Sessant’anni dopo, quel “Mai più la guerra” di Paolo VI parla ancora al mondo

Nella basilica di San Salvatore la lettura dello storico discorso all’Onu: pace, fraternità e civiltà dell’amore al centro di un messaggio ancora attuale

Basilica di San Salvatore a Brescia

A sessant’anni esatti da quel 4 ottobre 1965, il grido di Paolo VI “Mai più la guerra” è risuonato ancora una volta, questa volta nel cuore della basilica di San Salvatore a Brescia. L’occasione è stata un evento commemorativo dedicato allo storico discorso che papa Montini pronunciò alle Nazioni Unite, in occasione del ventennale della fondazione dell’Onu, e nel giorno dedicato a san Francesco d’Assisi, patrono d’Italia e simbolo universale di pace.

Quel discorso fu un momento spartiacque nella storia del papato: per la prima volta un pontefice parlava all’assemblea generale dell’Onu, rivolgendosi ai rappresentanti del mondo non come sovrano, ma come “fratello” e “esperto in umanità”. Un messaggio che oggi, con le guerre in Ucraina e in Medio Oriente, appare ancora straordinariamente attuale e purtroppo inascoltato.

Un messaggio universale, rilanciato da una basilica millenaria

La lettura integrale del discorso – pronunciato in francese, lingua della diplomazia – è stata affidata all’attore Emmanuel Casaburi, accompagnato musicalmente da suor Donatella Bardi. L’atmosfera della basilica di San Salvatore, cuore spirituale e simbolico del Museo di Santa Giulia, ha reso l’appuntamento particolarmente suggestivo.

Francesca Bazoli, presidente della Fondazione Brescia Musei, ha sottolineato: “È rarissimo che qui si svolgano eventi aperti al pubblico, ma le parole di Paolo VI meritavano un luogo all’altezza.
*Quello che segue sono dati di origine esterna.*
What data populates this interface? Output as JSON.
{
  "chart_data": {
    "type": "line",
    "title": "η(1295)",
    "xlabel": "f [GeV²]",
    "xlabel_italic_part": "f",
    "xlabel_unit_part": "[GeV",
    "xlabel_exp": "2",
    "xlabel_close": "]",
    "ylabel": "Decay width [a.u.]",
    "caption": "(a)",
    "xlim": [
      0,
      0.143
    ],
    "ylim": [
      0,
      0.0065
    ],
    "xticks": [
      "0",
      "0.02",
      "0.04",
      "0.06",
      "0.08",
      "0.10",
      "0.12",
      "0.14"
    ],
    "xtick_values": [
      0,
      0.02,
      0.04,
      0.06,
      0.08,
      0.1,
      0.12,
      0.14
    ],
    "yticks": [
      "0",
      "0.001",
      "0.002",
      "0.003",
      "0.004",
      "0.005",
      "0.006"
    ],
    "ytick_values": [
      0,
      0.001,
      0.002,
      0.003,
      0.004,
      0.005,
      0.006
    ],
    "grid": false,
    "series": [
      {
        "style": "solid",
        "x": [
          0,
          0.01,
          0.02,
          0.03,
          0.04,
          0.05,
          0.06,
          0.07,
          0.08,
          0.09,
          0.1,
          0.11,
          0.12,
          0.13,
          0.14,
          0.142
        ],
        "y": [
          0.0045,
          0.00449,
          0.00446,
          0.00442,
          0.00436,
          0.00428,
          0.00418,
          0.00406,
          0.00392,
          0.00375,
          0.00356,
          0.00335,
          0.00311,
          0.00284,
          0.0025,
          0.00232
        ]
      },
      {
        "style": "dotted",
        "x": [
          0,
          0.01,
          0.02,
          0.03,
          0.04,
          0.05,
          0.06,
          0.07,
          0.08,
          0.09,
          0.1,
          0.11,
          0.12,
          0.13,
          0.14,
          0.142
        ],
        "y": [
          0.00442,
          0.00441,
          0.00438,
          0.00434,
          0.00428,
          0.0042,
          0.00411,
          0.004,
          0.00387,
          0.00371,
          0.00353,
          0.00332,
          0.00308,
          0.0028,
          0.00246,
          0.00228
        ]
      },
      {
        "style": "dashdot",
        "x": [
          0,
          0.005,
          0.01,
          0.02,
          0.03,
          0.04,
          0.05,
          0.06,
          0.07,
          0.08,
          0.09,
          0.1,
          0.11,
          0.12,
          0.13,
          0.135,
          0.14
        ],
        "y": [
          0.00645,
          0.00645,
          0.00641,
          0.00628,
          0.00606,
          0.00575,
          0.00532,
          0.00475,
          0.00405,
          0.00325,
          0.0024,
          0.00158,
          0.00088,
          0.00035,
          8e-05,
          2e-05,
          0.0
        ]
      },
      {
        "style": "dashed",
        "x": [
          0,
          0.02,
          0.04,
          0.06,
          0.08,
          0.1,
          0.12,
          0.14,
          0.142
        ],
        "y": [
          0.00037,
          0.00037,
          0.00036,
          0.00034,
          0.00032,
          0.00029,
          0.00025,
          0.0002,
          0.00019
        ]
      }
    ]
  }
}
Questa basilica racconta 2.500 anni di storia e oggi accoglie un messaggio che appartiene all’umanità intera”.

Don Maffeis: “Scelse di parlare come portatore di pace”

A spiegare il senso profondo di quel gesto fu don Angelo Maffeis, presidente dell’Istituto Paolo VI: Montini avrebbe potuto parlare da capo di Stato, e invece scelse di parlare da fratello, da messaggero di pace”.
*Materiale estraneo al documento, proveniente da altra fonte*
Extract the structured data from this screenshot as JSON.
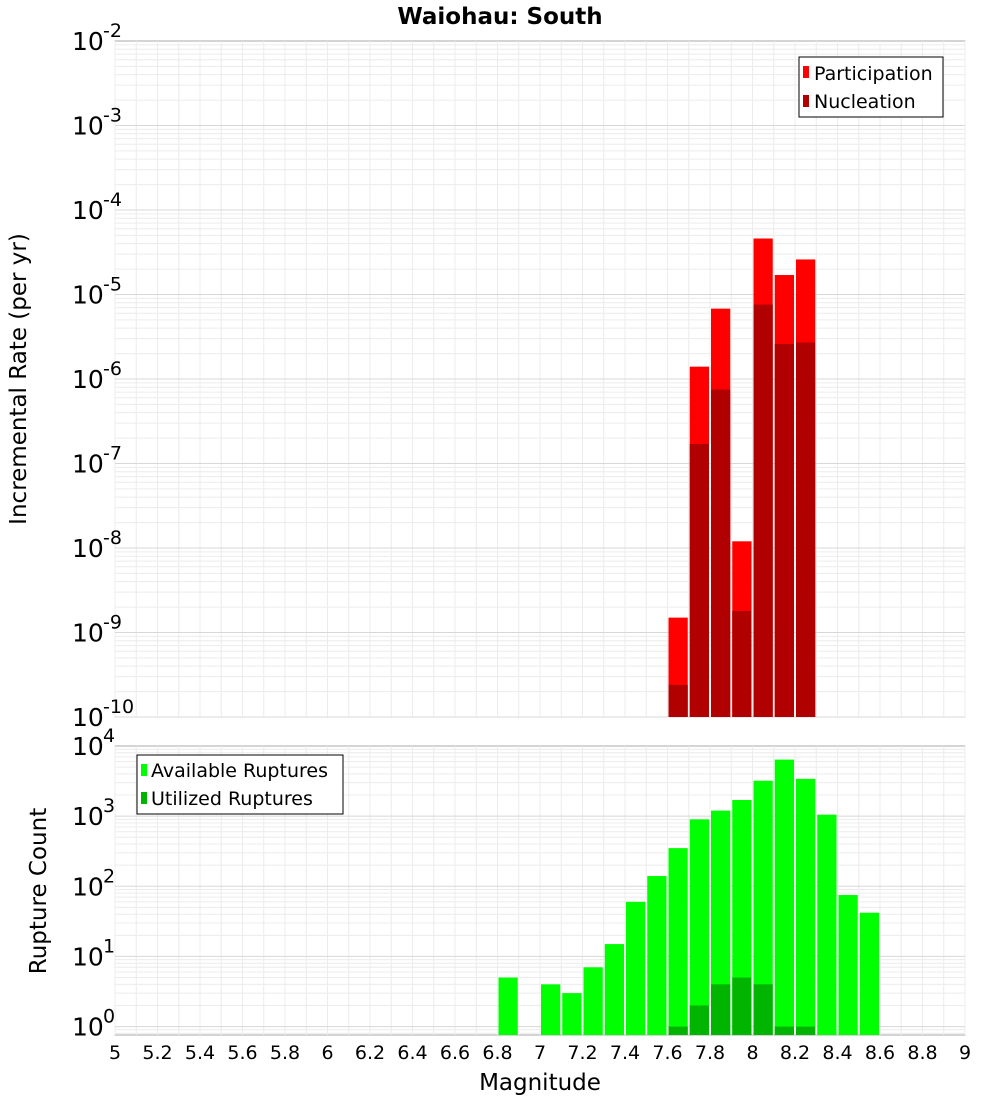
{
  "figure": {
    "title": "Waiohau: South",
    "xlabel": "Magnitude"
  },
  "chart_data": [
    {
      "type": "bar",
      "title": "Waiohau: South",
      "xlabel": "Magnitude",
      "ylabel": "Incremental Rate (per yr)",
      "yscale": "log",
      "xlim": [
        5,
        9
      ],
      "ylim_exponents": [
        -10,
        -2
      ],
      "ytick_exponents": [
        -10,
        -9,
        -8,
        -7,
        -6,
        -5,
        -4,
        -3,
        -2
      ],
      "ytick_base": "10",
      "bin_width": 0.1,
      "legend_position": "top-right",
      "series": [
        {
          "name": "Participation",
          "color": "#ff0000",
          "bins": [
            7.65,
            7.75,
            7.85,
            7.95,
            8.05,
            8.15,
            8.25
          ],
          "values": [
            1.5e-09,
            1.4e-06,
            6.8e-06,
            1.2e-08,
            4.6e-05,
            1.7e-05,
            2.6e-05
          ]
        },
        {
          "name": "Nucleation",
          "color": "#b00000",
          "bins": [
            7.65,
            7.75,
            7.85,
            7.95,
            8.05,
            8.15,
            8.25
          ],
          "values": [
            2.4e-10,
            1.7e-07,
            7.5e-07,
            1.8e-09,
            7.6e-06,
            2.6e-06,
            2.7e-06
          ]
        }
      ]
    },
    {
      "type": "bar",
      "title": "",
      "xlabel": "Magnitude",
      "ylabel": "Rupture Count",
      "yscale": "log",
      "xlim": [
        5,
        9
      ],
      "ylim_exponents": [
        -0.12,
        4
      ],
      "ytick_exponents": [
        0,
        1,
        2,
        3,
        4
      ],
      "ytick_base": "10",
      "xticks": [
        "5",
        "5.2",
        "5.4",
        "5.6",
        "5.8",
        "6",
        "6.2",
        "6.4",
        "6.6",
        "6.8",
        "7",
        "7.2",
        "7.4",
        "7.6",
        "7.8",
        "8",
        "8.2",
        "8.4",
        "8.6",
        "8.8",
        "9"
      ],
      "bin_width": 0.1,
      "legend_position": "top-left",
      "series": [
        {
          "name": "Available Ruptures",
          "color": "#00ff00",
          "bins": [
            6.85,
            7.05,
            7.15,
            7.25,
            7.35,
            7.45,
            7.55,
            7.65,
            7.75,
            7.85,
            7.95,
            8.05,
            8.15,
            8.25,
            8.35,
            8.45,
            8.55
          ],
          "values": [
            5,
            4,
            3,
            7,
            15,
            60,
            140,
            350,
            900,
            1200,
            1700,
            3200,
            6400,
            3400,
            1050,
            75,
            42
          ]
        },
        {
          "name": "Utilized Ruptures",
          "color": "#00b400",
          "bins": [
            7.65,
            7.75,
            7.85,
            7.95,
            8.05,
            8.15,
            8.25
          ],
          "values": [
            1,
            2,
            4,
            5,
            4,
            1,
            1
          ]
        }
      ]
    }
  ]
}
Nel discorso alle Nazioni Unite, Paolo VI si presenta come uomo libero, indipendente dalle logiche del potere terreno, e offre il sostegno morale e spirituale della Chiesa cattolica a favore del dialogo, della cooperazione e della pace mondiale: “Voi avete davanti un uomo come voi; egli è vostro fratello, e fra voi […] uno dei più piccoli, rivestito di una minuscola sovranità temporale, quanto basta per essere libero nella sua missione spirituale”.

“Esperto in umanità”: la visione montiniana che parla all’oggi

Uno dei passaggi chiave, che ancora oggi riecheggia nel magistero papale, è l’autodefinizione di Paolo VI come “esperto in umanità”. Un termine che oggi assume un significato ancora più potente, come ha ricordato il professor Luciano Eusebi, giurista e responsabile del Centro studi “Paolo VI – Mai più la guerra” dell’Università Cattolica: “Quella visione di fraternità e convivenza era presente anche nel pensiero di papa Francesco, che richiama spesso alla fratellanza universale come fondamento della pace”.

La guerra è tornata vicina, ma la pace si costruisce ogni giorno

Livia Cadei, docente della Cattolica, ha portato l’attenzione sul nostro tempo, segnato da conflitti armati alle porte dell’Europa e in Medio Oriente: “Abbiamo vissuto un lungo periodo di pace senza imparare davvero cosa significhi. Oggi ci accorgiamo che la pace non è mai scontata: come ricorda papa Francesco, essa richiede un artigianato quotidiano”.

Le sue parole rilanciano l’appello di Paolo VI, che nel 1965 invitava a non cedere alla logica della forza, ma a credere nel dialogo, nel diritto e nella cooperazione internazionale come unica strada possibile per la sopravvivenza del mondo civile.